Having a crisis plan, best put together when you are not in crisis, can make a huge difference in the outcome. If the plan is already in place, and someone you trust is able to help you implement it could mean the difference between life and death.
At a time when you are not in crisis, think about the following, and have it written down or accessible somewhere that you and a trusted person can get to it when needed.
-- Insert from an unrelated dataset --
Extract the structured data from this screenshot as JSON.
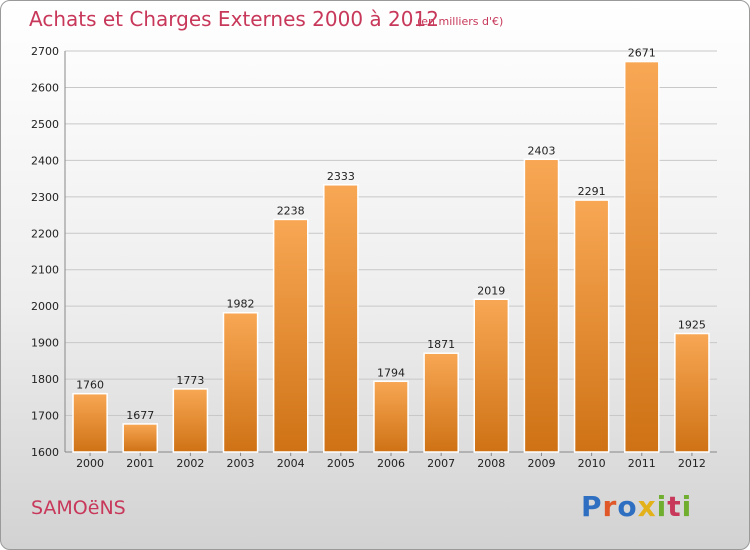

“I promise myself if I start to think about suicide, or am in any other type of crisis, I will contact the following people”:
I will also:
– Call my doctor or a suicide hotline, or go to a hospital if necessary
– Remind myself that my brain is lying to me and making things seem worse than they are. Suicidal thoughts are not based on reality, they are a symptom of my mood/mental illness disorder
– Remember that my life is valuable and worthwhile, even if it doesn’t feel that way right now
– Stick with my treatment plan and remember to take my medication, as prescribed
– Get in contact with other people who can be supportive and understand what I am going through
– Stay away from alcohol and illegal drugs
– Have someone take away anything I could use to hurt myself
– Stay aware of my moods, know my warning signs and get help early
– Be kind to myself
What are the signs that I am in crisis?
What are the signs that I need to go to the hospital or seek professional assistance?
Which person or people would I prefer to help me in crisis?
What are things that others can say or do to help me in crisis?
Hopefully a plan like this will never need to be used, but if it is then having information, contacts and plans at the ready may very well save your life.
Add anything else you feel others might need to know to help you in time of crisis.